Although it is easy to take this abundance of Bibles for granted, I also find it nourishing to my soul to reflect regularly on God’s kindness in revealing himself the way he has. Why did God give us a written word rather than leaving us with an oral tradition? While we may not know all the reasons why God has acted in this way, I think it is possible to land on a few reasonable answers. In his always helpful Systematic Theology, Wayne Grudem offers three reasons for why God chose to give his people a written revelation.
To Provide a More Accurate Revelation
By providing a written revelation God ensured that his word would be transmitted with greater accuracy because it would be fixed in a book. Over time, an oral tradition could be corrupted and the original message lost forever. “To depend on memory and the repeating of oral tradition,” Grudem notes, “is a less reliable method of preserving these words throughout history than is their recording in writing (cf. Deut. 31:12-13)” (50).
To Provide the Opportunity for Repeated Inspection and Study
Related to the first point, a written revelation allows God’s people to return again and again to his Word to read, study, and meditate upon it. This will lead to, as Grudem observes, “better understanding and more complete obedience” (50). Furthermore, without recourse to a written standard, disagreements about doctrine could never be finally settled. With a written revelation, our disputes over possible interpretations of the message can be arbitrated by a fixed text, and teaching can be held to stricter scrutiny.

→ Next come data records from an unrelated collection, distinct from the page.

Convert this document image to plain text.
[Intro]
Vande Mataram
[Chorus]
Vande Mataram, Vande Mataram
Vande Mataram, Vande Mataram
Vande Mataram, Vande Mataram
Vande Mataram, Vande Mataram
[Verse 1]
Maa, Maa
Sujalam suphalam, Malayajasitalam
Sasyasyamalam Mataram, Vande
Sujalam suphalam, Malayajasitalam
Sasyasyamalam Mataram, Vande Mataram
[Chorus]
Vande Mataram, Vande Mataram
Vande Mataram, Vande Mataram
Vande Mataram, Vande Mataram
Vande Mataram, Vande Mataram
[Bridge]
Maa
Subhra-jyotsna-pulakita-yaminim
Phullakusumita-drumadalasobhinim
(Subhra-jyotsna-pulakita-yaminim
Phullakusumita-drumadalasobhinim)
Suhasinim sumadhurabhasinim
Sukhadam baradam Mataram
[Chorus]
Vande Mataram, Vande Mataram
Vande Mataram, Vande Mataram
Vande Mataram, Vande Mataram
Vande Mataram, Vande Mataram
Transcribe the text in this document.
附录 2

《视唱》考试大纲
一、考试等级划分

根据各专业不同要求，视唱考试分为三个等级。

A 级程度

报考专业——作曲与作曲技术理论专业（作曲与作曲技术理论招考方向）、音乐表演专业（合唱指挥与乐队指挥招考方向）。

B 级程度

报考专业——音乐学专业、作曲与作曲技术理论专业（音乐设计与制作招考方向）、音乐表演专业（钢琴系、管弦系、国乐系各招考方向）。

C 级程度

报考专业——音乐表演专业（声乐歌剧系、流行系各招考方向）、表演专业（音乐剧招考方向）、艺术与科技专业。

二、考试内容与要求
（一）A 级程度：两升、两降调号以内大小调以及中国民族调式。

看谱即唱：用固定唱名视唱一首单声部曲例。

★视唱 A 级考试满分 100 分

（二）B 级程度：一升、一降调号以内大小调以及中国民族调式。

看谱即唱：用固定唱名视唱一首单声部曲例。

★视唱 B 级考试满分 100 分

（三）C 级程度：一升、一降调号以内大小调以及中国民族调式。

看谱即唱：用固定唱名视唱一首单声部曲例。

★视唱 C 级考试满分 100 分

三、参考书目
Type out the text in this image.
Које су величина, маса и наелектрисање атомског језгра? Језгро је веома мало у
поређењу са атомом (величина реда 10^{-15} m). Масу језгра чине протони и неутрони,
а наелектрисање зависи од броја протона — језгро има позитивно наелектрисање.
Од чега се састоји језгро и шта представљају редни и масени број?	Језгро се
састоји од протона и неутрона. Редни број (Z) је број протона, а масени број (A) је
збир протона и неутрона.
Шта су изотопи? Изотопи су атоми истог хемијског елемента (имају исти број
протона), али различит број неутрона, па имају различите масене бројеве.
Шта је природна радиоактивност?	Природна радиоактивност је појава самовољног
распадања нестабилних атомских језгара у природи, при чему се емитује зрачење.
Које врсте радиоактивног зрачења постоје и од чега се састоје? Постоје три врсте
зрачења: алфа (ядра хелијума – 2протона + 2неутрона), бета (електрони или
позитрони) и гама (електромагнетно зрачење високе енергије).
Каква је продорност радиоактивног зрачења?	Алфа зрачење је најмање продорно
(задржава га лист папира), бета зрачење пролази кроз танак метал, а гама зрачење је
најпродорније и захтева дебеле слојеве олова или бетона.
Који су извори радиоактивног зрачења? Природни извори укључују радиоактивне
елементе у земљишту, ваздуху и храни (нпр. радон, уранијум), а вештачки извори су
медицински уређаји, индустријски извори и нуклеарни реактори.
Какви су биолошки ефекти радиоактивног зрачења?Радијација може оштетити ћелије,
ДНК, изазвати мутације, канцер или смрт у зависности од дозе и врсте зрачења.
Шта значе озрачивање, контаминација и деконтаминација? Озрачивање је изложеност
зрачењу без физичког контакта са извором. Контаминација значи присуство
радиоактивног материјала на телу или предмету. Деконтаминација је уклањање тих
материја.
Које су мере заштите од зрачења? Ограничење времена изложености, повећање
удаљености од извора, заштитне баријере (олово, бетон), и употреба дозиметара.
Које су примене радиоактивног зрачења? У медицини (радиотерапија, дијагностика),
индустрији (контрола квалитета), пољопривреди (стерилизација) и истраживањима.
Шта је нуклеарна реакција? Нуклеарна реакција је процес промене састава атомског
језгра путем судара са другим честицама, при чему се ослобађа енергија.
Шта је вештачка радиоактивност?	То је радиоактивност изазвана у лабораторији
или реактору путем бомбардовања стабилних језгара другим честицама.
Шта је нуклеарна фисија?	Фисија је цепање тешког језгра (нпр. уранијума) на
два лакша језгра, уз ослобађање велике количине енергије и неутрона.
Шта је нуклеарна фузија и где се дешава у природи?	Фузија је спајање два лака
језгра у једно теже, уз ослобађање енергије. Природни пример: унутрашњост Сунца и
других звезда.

To Make His Revelation Accessible to More People
Providing a written revelation also makes God’s word available to more people than it could have otherwise if oral tradition was the only means of transmission. Grudem comments,
[God’s words] can be inspected at any time by any person an are not limited in accessibility to those who have memorized them or those who are able to be present when they are recited orally. Thus, the reliability, permanence, and accessibility of the form in which God’s words are preserved are all greatly enhanced when they are written down (50).
If oral tradition was the only way by which God’s people could transmit his revelation, the message could only go as wide and as far as those who knew the tradition could travel. But a book can make its way across land and sea and find its way into the hands of many people far more efficiently than one person or even group of people. And with the continual advance of technology, a fixed text also allows us to multiply God’s revelation across the globe, quickly and inexpensively.
The Goodness and Wisdom of God
As we ponder the potential reasons for why God delivered his revelation in a book, we should be drawn to these two basic conclusions: God is good, and God is wise. God loves his people and has seen to it that they have a sure word upon which they could build their lives. In a later discussion on the canon of Scripture, Grudem touches on the relationship between God’s love and the nature of Scripture.
We know that God loves his people, and it is supremely important that God’s people have his own words, for they are our life (Deut. 32:47; Matt. 4:4). They are more precious, more important to us than anything else in the world. We also know that God our Father is in control of all history, and he is not the kind of Father who will trick us or fail to be faithful to us or keep from us something we absolutely need (65).
In other words, it just makes sense that a good and gracious God would put his word in a book. A written revelation is secure and readily available, and its just what his people need.